Financial Trading Blog

Bank Stress Test and the Big-Bank S&P500



The Fed is completing its annual stress test in the wake of the collapse of regional banks earlier this year, but will it find anything to worry about?

Big (and Small) Banks on the Docket Again

The Federal Reserve will announce this year's banking stress test results on Wednesday. Regional banks are likely to be in focus after the chaos back in March, which saw several banks go under due to rising unrealised losses. Among the beneficiaries of the banking "mini-crisis" were major banks which saw a rush of inflows for safety. While some of those flows have balanced out in the subsequent months, depositors still prefer big banks. And if there are some negative results from the stress test, they could see some further gains.

The stress test measures banks' capacity to weather a severe economic downturn by examining their balance sheets. As a result of the test, banks must maintain a certain amount of capital to be considered healthy. Excess capital can then be returned to shareholders through dividends and buybacks. But if there is insufficient capital, it could trigger concerns from depositors and shake up the banking industry again. Big banks have been accumulating reserves over the past year in anticipation of a recession, which could put them in a much better position regarding the stress tests. But, also, the tests could indicate how much capital banks will continue to hold in their balance sheet once the recessionary decompression is over and signal how much profitability they might report in a "soft landing" scenario.

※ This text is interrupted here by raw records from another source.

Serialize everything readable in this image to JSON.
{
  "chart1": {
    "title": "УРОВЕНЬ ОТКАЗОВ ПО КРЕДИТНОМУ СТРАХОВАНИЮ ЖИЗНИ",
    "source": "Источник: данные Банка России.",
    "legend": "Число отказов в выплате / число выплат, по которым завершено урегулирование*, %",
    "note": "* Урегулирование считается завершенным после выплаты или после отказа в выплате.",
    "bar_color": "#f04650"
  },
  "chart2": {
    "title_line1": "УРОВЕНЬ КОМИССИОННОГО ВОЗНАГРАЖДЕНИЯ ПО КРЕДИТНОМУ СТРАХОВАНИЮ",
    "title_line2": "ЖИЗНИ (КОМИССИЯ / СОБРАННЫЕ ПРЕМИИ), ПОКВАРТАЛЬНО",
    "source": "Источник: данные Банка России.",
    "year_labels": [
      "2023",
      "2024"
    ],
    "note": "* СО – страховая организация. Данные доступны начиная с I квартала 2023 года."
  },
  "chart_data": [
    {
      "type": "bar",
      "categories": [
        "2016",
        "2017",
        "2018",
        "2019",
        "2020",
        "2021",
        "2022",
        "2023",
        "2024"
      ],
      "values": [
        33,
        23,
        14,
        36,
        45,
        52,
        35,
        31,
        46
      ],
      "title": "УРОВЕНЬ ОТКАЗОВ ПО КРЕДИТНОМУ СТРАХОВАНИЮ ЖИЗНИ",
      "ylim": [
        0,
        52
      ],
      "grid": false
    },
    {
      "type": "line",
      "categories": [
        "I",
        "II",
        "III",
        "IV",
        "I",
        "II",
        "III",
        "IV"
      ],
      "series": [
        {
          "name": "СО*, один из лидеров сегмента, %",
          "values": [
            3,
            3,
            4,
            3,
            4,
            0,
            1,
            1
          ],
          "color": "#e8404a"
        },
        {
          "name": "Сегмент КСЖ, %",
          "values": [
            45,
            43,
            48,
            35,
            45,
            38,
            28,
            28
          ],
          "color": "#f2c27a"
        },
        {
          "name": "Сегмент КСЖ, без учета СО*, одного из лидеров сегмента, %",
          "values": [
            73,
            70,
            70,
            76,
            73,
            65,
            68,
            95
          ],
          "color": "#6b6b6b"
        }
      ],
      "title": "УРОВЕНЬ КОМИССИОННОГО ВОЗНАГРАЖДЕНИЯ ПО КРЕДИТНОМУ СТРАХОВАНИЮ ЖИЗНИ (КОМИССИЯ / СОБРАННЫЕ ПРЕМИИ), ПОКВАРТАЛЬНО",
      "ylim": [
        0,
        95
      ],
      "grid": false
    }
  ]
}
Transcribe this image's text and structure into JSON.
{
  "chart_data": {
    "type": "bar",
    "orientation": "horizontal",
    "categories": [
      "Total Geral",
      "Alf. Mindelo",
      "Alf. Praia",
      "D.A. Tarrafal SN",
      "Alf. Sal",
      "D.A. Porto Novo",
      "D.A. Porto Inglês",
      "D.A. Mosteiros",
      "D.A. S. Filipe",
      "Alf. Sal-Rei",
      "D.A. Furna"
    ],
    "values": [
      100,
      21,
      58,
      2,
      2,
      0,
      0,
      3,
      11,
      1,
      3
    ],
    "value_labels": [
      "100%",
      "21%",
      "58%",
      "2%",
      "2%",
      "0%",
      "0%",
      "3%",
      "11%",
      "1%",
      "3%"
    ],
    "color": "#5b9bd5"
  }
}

Losses Haven't Been Regained

The big issue around the stress tests is likely to be, once again, the "unrealised losses" due to high interest rates. Since March, the yields on benchmark US Treasuries have remained relatively stable, despite the Fed continuing to hike. The government's lack of new debt issuance amid the debt ceiling debate helped keep yields down. But, the unrealised losses will have to be factored in by the stress test, which could mean many regional banks will have to increase their reserves. They might have to cut dividends and lower their stock prices to do that.

If banks pass the test with flying colours despite the current conditions, it could boost the stock market, even if the major banks don't see as much of a gain. The good news about the banking system, in general, could help support equities more generally and benefit the S&P 500. If the stress test isn't as good, a more concerning outlook for banks might see investors again shifting from regional banks towards larger banks, which would likely support the financial sector in the S&P 500, but generalised worries could drag on other sectors in the index.

 

S&P500 at Risk With Possible Wedge Under Formation

The big bank S&P500 index appears to correct into the lower 4300s, with a breakdown of said support exposing 4150. Depending on the bearish price action structure, the index could bounce for a correction by 4300 or a full-blown reversal; or by one of the lower supports.

At current, the downward formation resembles a wedge pattern, which is typically corrected deeply. This suggests that any upside could see the index reaching near 4400 before reversing, or at least before further clarity is provided. A further continuation, for example, could provoke bets towards 4450 and 4500 next.

Source: SpreadX / SPX 500

Source: SpreadX / SPX 500

Key Takeaways

The Federal Reserve will announce this year's banking stress test results on Wednesday. The test measures banks' capacity to weather severe economic downturns, and banks must maintain a certain amount of capital to be considered healthy. If there is insufficient capital, it could trigger concerns from depositors and shake up the banking industry again. Banks that pass the tests with flying colours could boost the stock market, even if the major banks don't see much gain, but if the stress test isn't as good, it might cause generalised worries, which could drag on other sectors in the index.